Madison College is constantly evaluating how to make the campus as safe as it can be for the community who utilizes it.

“The reality is that it could happen here. It could happen anywhere. But students should feel secure that we have things in place to try to prevent as much of it as we can and to react to it in the most appropriate way we can,” explained Cornille.

Though the college does everything it can to make the campus a safe learning environment, now is the time for students and staff to also think about what they would do in the event of an active shooter on campus.

As Steffen explains, taking time to think through what you would do in an emergency is important, but that doesn’t mean fears of public shootings should prevent Madison College students from feeling safe on campus.

“I think students should be aware. I think that they should have a plan. It’s something that they shouldn’t just push aside. But I also think they shouldn’t let it consume them,” explained Steffen.

There are several things that Madison College students can do to better prepare themselves in the event of an active shooter on campus.

One thing people on campus can do to help prevent shootings is just being aware of their surroundings, and reporting things that seem strange or alarming.

“We all have to have the courage to stop this, and one of the ways individuals can is if you see something, tell somebody,” explained Cornille.

There is also something students can do to prepare themselves before emergencies even happen. By signing up for WolfPack Alterts, students will be informed of emergencies happening on campus as they are happening via their cell phone.

If an active shooter were to ever be on campus, however, there are three main words both students and staff should remember: “run, hide, fight,” explains Steffen. This process explains the way that decisions should be made in the event of an active shooter.

“Run” refers to getting away from the threat of a shooter if possible. If you can’t run, hide. “Hide” refers to not only staying out of sight and being quiet, but also barricading yourself from the shooter. “Fight” refers to the absolute last resort option if it is impossible to hide from the threat, and can entail improvising objects as weapons. Steffen also suggests ganging up on an assailant as a group if possible.

Public safety is always available for those who want further active shooter response training, and can even be invited into classrooms to do so.
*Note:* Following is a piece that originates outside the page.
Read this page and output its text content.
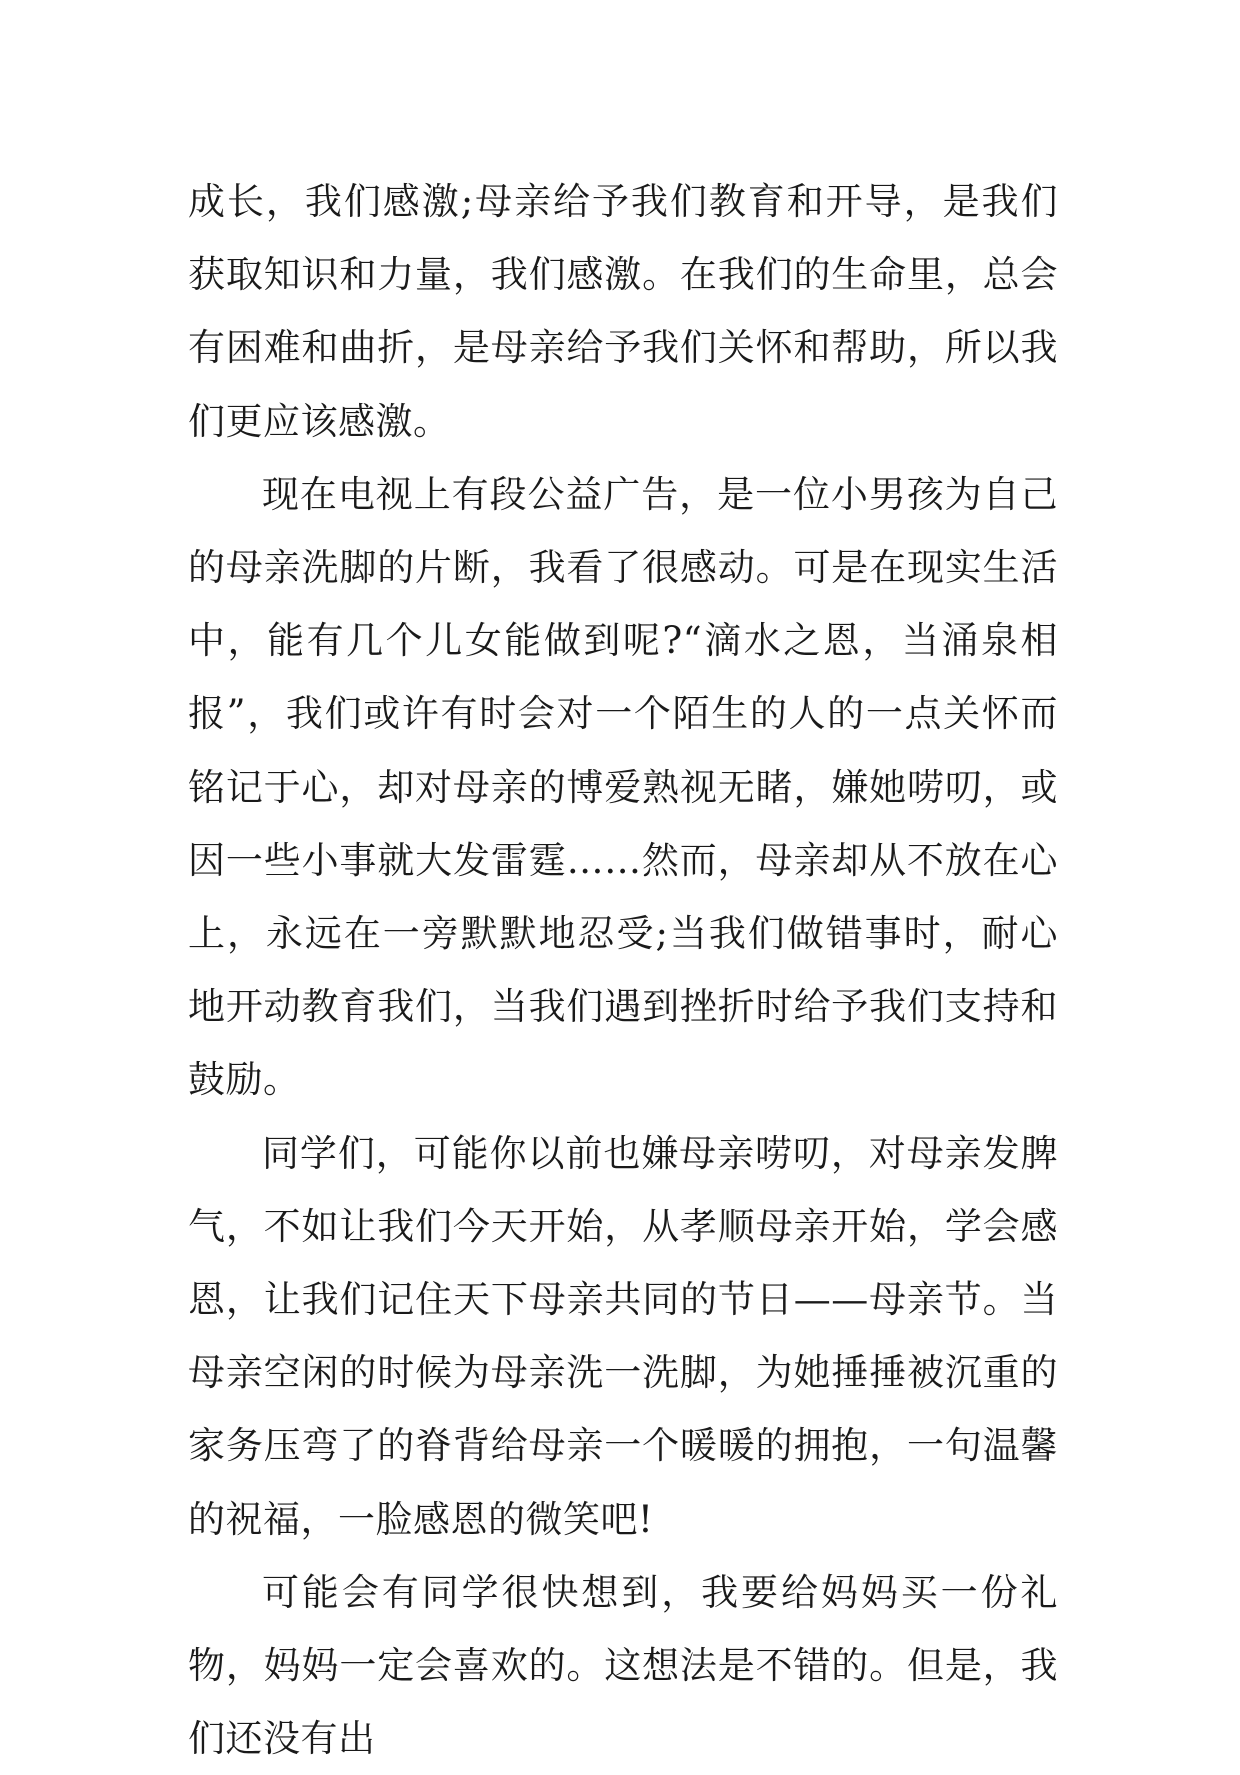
成长，我们感激;母亲给予我们教育和开导，是我们获取知识和力量，我们感激。在我们的生命里，总会有困难和曲折，是母亲给予我们关怀和帮助，所以我们更应该感激。

现在电视上有段公益广告，是一位小男孩为自己的母亲洗脚的片断，我看了很感动。可是在现实生活中，能有几个儿女能做到呢?“滴水之恩，当涌泉相报”，我们或许有时会对一个陌生的人的一点关怀而铭记于心，却对母亲的博爱熟视无睹，嫌她唠叨，或因一些小事就大发雷霆……然而，母亲却从不放在心上，永远在一旁默默地忍受;当我们做错事时，耐心地开动教育我们，当我们遇到挫折时给予我们支持和鼓励。

同学们，可能你以前也嫌母亲唠叨，对母亲发脾气，不如让我们今天开始，从孝顺母亲开始，学会感恩，让我们记住天下母亲共同的节日——母亲节。当母亲空闲的时候为母亲洗一洗脚，为她捶捶被沉重的家务压弯了的脊背给母亲一个暖暖的拥抱，一句温馨的祝福，一脸感恩的微笑吧!

可能会有同学很快想到，我要给妈妈买一份礼物，妈妈一定会喜欢的。这想法是不错的。但是，我们还没有出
Though it may feel preemptive to think about what to do on the Madison College campus in the case of an active shooter, the official training video about how to respond to an active shooter on campus that Madison College supports explains that “If you have thought about this just one time in advance, you will increase your chances of survival.”
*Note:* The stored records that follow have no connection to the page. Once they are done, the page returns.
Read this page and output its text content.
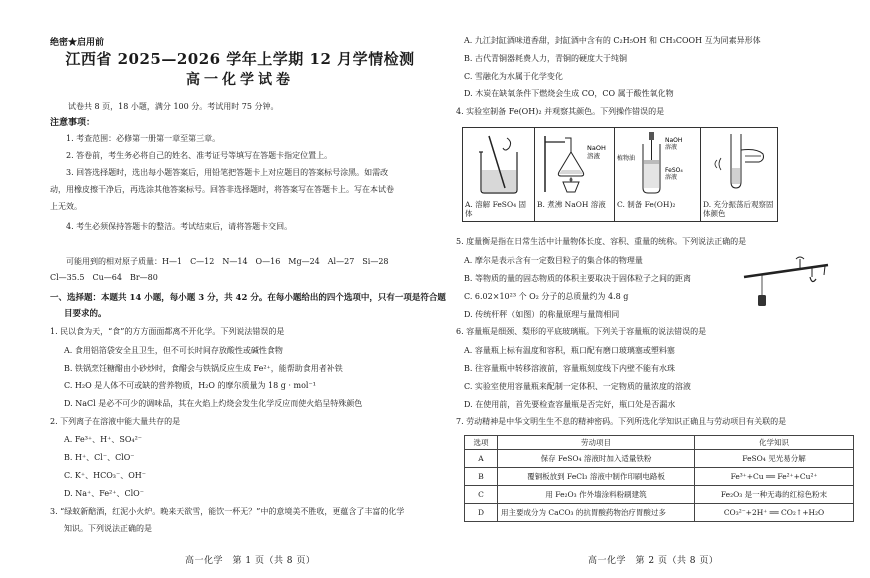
绝密★启用前
江西省 2025—2026 学年上学期 12 月学情检测
高一化学试卷
试卷共 8 页，18 小题，满分 100 分。考试用时 75 分钟。
注意事项：
1. 考查范围：必修第一册第一章至第三章。
2. 答卷前，考生务必将自己的姓名、准考证号等填写在答题卡指定位置上。
3. 回答选择题时，选出每小题答案后，用铅笔把答题卡上对应题目的答案标号涂黑。如需改
动，用橡皮擦干净后，再选涂其他答案标号。回答非选择题时，将答案写在答题卡上。写在本试卷
上无效。
4. 考生必须保持答题卡的整洁。考试结束后，请将答题卡交回。
可能用到的相对原子质量：H—1　C—12　N—14　O—16　Mg—24　Al—27　Si—28
Cl—35.5　Cu—64　Br—80
一、选择题：本题共 14 小题，每小题 3 分，共 42 分。在每小题给出的四个选项中，只有一项是符合题
目要求的。
1. 民以食为天，“食”的方方面面都离不开化学。下列说法错误的是
A. 食用铝箔袋安全且卫生，但不可长时间存放酸性或碱性食物
B. 铁锅烹饪糖醋由小砂炒时，食醋会与铁锅反应生成 Fe²⁺，能帮助食用者补铁
C. H₂O 是人体不可或缺的营养物质，H₂O 的摩尔质量为 18 g · mol⁻¹
D. NaCl 是必不可少的调味品，其在火焰上灼烧会发生化学反应而使火焰呈特殊颜色
2. 下列离子在溶液中能大量共存的是
A. Fe³⁺、H⁺、SO₄²⁻
B. H⁺、Cl⁻、ClO⁻
C. K⁺、HCO₃⁻、OH⁻
D. Na⁺、Fe²⁺、ClO⁻
3. “绿蚁新醅酒，红泥小火炉。晚来天欲雪，能饮一杯无？”中的意境美不胜收，更蕴含了丰富的化学
知识。下列说法正确的是
高一化学　第 1 页（共 8 页）
A. 九江封缸酒味道香甜，封缸酒中含有的 C₂H₅OH 和 CH₃COOH 互为同素异形体
B. 古代青铜器耗费人力，青铜的硬度大于纯铜
C. 雪融化为水属于化学变化
D. 木炭在缺氧条件下燃烧会生成 CO，CO 属于酸性氧化物
4. 实验室制备 Fe(OH)₂ 并观察其颜色。下列操作错误的是
A. 溶解 FeSO₄ 固体
NaOH
溶液
B. 煮沸 NaOH 溶液
植物油
NaOH
溶液
FeSO₄
溶液
C. 制备 Fe(OH)₂	D. 充分振荡后观察固体颜色
5. 度量衡是指在日常生活中计量物体长度、容积、重量的统称。下列说法正确的是
A. 摩尔是表示含有一定数目粒子的集合体的物理量
B. 等物质的量的固态物质的体积主要取决于固体粒子之间的距离
C. 6.02×10²³ 个 O₂ 分子的总质量约为 4.8 g
D. 传统杆秤（如图）的称量原理与量筒相同
6. 容量瓶是细颈、梨形的平底玻璃瓶。下列关于容量瓶的说法错误的是
A. 容量瓶上标有温度和容积，瓶口配有磨口玻璃塞或塑料塞
B. 往容量瓶中转移溶液前，容量瓶刻度线下内壁不能有水珠
C. 实验室使用容量瓶来配制一定体积、一定物质的量浓度的溶液
D. 在使用前，首先要检查容量瓶是否完好，瓶口处是否漏水
7. 劳动精神是中华文明生生不息的精神密码。下列所选化学知识正确且与劳动项目有关联的是
高一化学　第 2 页（共 8 页）
选项	劳动项目	化学知识
A	保存 FeSO₄ 溶液时加入适量铁粉	FeSO₄ 见光易分解
B	覆铜板放到 FeCl₃ 溶液中制作印刷电路板	Fe³⁺+Cu ══ Fe²⁺+Cu²⁺
C	用 Fe₂O₃ 作外墙涂料粉刷建筑	Fe₂O₃ 是一种无毒的红棕色粉末
D	用主要成分为 CaCO₃ 的抗胃酸药物治疗胃酸过多	CO₃²⁻+2H⁺ ══ CO₂↑+H₂O
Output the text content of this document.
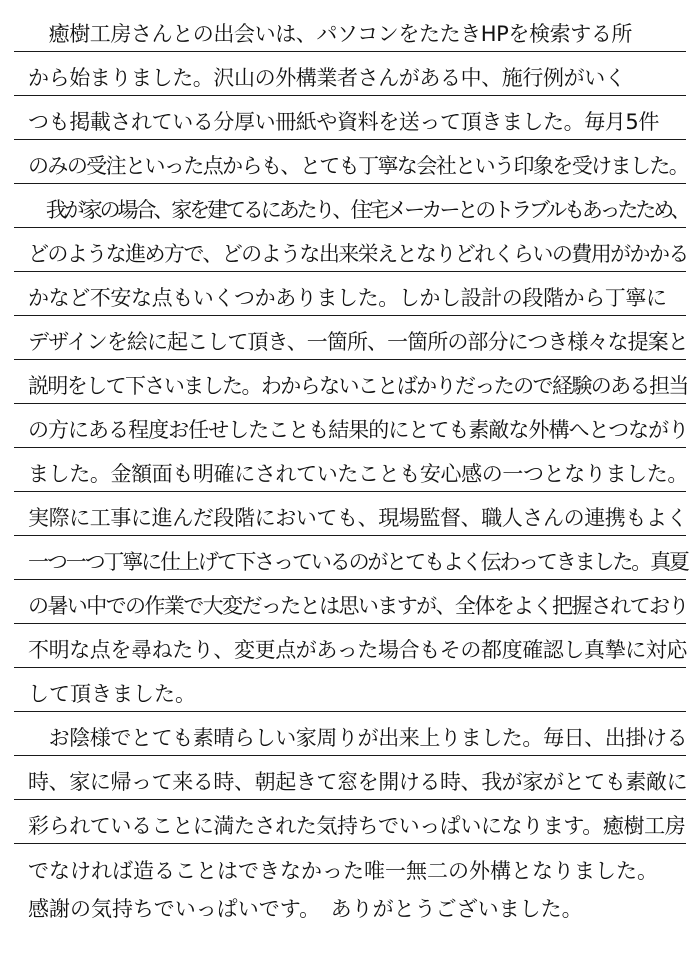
　癒樹工房さんとの出会いは、パソコンをたたきHPを検索する所
から始まりました。沢山の外構業者さんがある中、施行例がいく
つも掲載されている分厚い冊紙や資料を送って頂きました。毎月5件
のみの受注といった点からも、とても丁寧な会社という印象を受けました。
　我が家の場合、家を建てるにあたり、住宅メーカーとのトラブルもあったため、
どのような進め方で、どのような出来栄えとなりどれくらいの費用がかかる
かなど不安な点もいくつかありました。しかし設計の段階から丁寧に
デザインを絵に起こして頂き、一箇所、一箇所の部分につき様々な提案と
説明をして下さいました。わからないことばかりだったので経験のある担当
の方にある程度お任せしたことも結果的にとても素敵な外構へとつながり
ました。金額面も明確にされていたことも安心感の一つとなりました。
実際に工事に進んだ段階においても、現場監督、職人さんの連携もよく
一つ一つ丁寧に仕上げて下さっているのがとてもよく伝わってきました。真夏
の暑い中での作業で大変だったとは思いますが、全体をよく把握されており
不明な点を尋ねたり、変更点があった場合もその都度確認し真摯に対応
して頂きました。
　お陰様でとても素晴らしい家周りが出来上りました。毎日、出掛ける
時、家に帰って来る時、朝起きて窓を開ける時、我が家がとても素敵に
彩られていることに満たされた気持ちでいっぱいになります。癒樹工房
でなければ造ることはできなかった唯一無二の外構となりました。
感謝の気持ちでいっぱいです。　ありがとうございました。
If students are having a hard time dealing with fear or anxiety as a result of the recent shootings, Geraldo Vila-Cruz, Dean of Students, urges that students should visit one of the counselors on campus.
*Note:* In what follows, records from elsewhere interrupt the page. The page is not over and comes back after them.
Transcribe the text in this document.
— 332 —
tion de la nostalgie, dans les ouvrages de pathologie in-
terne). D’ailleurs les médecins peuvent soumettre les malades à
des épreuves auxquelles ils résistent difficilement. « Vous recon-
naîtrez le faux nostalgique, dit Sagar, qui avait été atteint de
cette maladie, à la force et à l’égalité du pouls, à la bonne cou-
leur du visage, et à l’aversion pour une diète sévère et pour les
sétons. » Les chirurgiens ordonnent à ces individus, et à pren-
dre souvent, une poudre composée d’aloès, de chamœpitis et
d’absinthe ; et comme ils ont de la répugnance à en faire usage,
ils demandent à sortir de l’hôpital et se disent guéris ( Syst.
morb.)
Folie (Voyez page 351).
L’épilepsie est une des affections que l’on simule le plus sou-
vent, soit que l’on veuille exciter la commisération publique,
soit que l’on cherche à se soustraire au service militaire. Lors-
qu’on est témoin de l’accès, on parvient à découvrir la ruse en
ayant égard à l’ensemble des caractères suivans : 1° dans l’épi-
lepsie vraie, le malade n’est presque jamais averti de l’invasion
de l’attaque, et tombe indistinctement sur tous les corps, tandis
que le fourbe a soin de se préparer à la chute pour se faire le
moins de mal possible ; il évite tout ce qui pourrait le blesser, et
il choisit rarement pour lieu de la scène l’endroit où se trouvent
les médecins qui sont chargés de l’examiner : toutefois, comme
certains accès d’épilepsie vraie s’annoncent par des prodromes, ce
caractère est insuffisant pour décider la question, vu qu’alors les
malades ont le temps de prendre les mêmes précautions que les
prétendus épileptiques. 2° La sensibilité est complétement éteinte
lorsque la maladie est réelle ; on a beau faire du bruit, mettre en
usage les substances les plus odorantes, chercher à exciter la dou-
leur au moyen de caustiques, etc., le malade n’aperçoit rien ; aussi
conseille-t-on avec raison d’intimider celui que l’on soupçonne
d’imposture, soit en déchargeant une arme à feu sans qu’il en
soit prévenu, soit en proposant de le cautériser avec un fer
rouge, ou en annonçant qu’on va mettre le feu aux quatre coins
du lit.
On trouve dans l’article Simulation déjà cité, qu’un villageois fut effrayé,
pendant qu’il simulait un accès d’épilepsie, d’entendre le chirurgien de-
“If they’re finding that it is affecting their ability to move forward, I want them to come and see one of my counselors so we can help them move past that,” explained Vila-Cruz. “People are more likely to get hit by a car than be a part of an active shooting situation, and people drive all the time. We want to help people really rationalize that fear and anxiety.”

Though fear shouldn’t be consuming students, Cornille still feels like it is important for us as students and as a community to keep having conversations about what is happening in our country.

“We need to talk about it. We need to, as a society, talk about it, not just as a college. Because we just can’t live life this way.”